Cortex-M hardware stack overflow detection

[brucehoult]

Wasting in what sense?

[ataradov]

You need to setup the protected region that would trigger a fault when a write happens. In general in MCUs all SRAM is technically "used" and there is no way to tell what is stack and what is not. With MMU you could map those regions far apart in the address space and have a way easier time detecting issues.

And I think the smallest MPU region size is 256 bytes, so you will be wasting even more.

[brucehoult]

Ahhh .. in RISC-V "no access" is the default, and you'd just enable R/W access to the stack and data/bss/heap region(s) and R/X access to the code.

[ataradov]

But there are no regions generally. There is no way any system can know if a write at some address is a legitimate write to the variable at that address or a stack overflow into that address.

Obviously if you are not using all the SRAM, you can define the middle section as unused in a platform specific way. But the question is why? If you have some memory left after the variables are allocated, you might as well allocate it for the heap/stack.

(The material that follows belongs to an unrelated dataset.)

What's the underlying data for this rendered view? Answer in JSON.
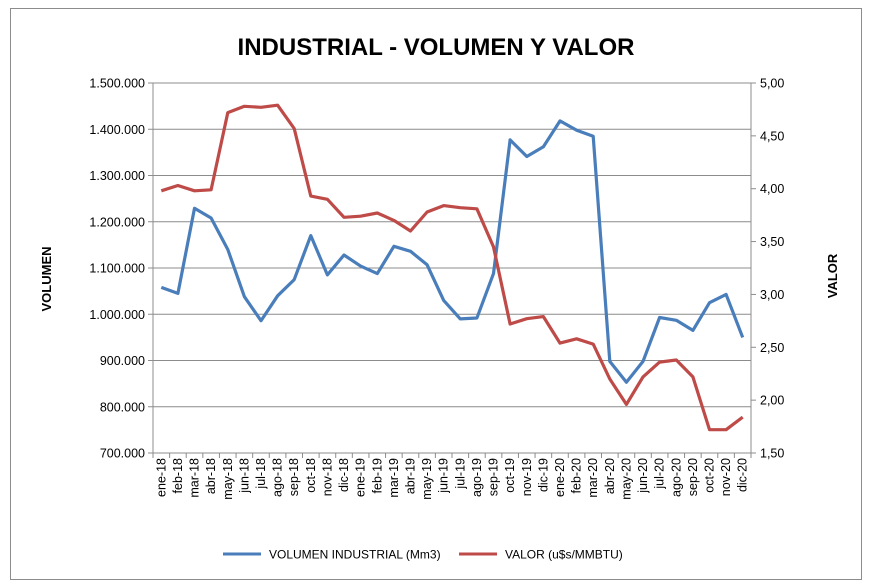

And this is where you need to decide how much of that memory in the middle you are willing to waste. Obviously if you don't have a lot of data and you can limit your stack to a very small size, you can declare most of the SRAM as RO, but this is not a typical scenario.

[ejeffrey]

If you use your compilers call graph analysis tool and find the largest stack frame of any single function and you can afford to waste that much memory, then you should be able to mostly protect against stack / heap collisions by marking that much space read only.  If on activation of a function the storing the return address doesn't fault, then the local variables of that function should not be able to touch the heap.  You have to add a check to alloca and avoid or check variable size arrays and the like if you use them.

This will only keep the stack allocated space from colliding with the heap.  It won't stop out of bounds indexing of automatic arrays from doing pretty much anything.  However I still think it's a win.  Bounds checking is a local problem and amenable to local solutions.  Stack overflow is a global problem, so a series of individually correct functions can have incorrect behavior.  Also, more often buffer overflows are positive overflow which won't impact the heap in a conventional layout but will be just as damaging by overwriting the rest of the stack.

[westfw]

in RISC-V "no access" is the default, and you'd just enable R/W access to the stack and data/bss/heap region(s) and R/X access to the code.

I don't see how that's different.  You're "wasting" any RAM set for "no access."
(now we can argue about whether it makes any sense to call "not used RAM" "wasted."  These days it is relatively easy to just pick a chip with more ram than you need.)

[brucehoult]

in RISC-V "no access" is the default, and you'd just enable R/W access to the stack and data/bss/heap region(s) and R/X access to the code.

I don't see how that's different.  You're "wasting" any RAM set for "no access."
(now we can argue about whether it makes any sense to call "not used RAM" "wasted."  These days it is relatively easy to just pick a chip with more ram than you need.)

It's not unused, it's used by other threads.

If you're allocating all of RAM for your [ stack : data : bss : heap ] then you just let it trap with "unmapped address" (or whatever it's called) if the stack overflows the RAM area downwards or the brk upwards and don't need to bother with the protection mechanism.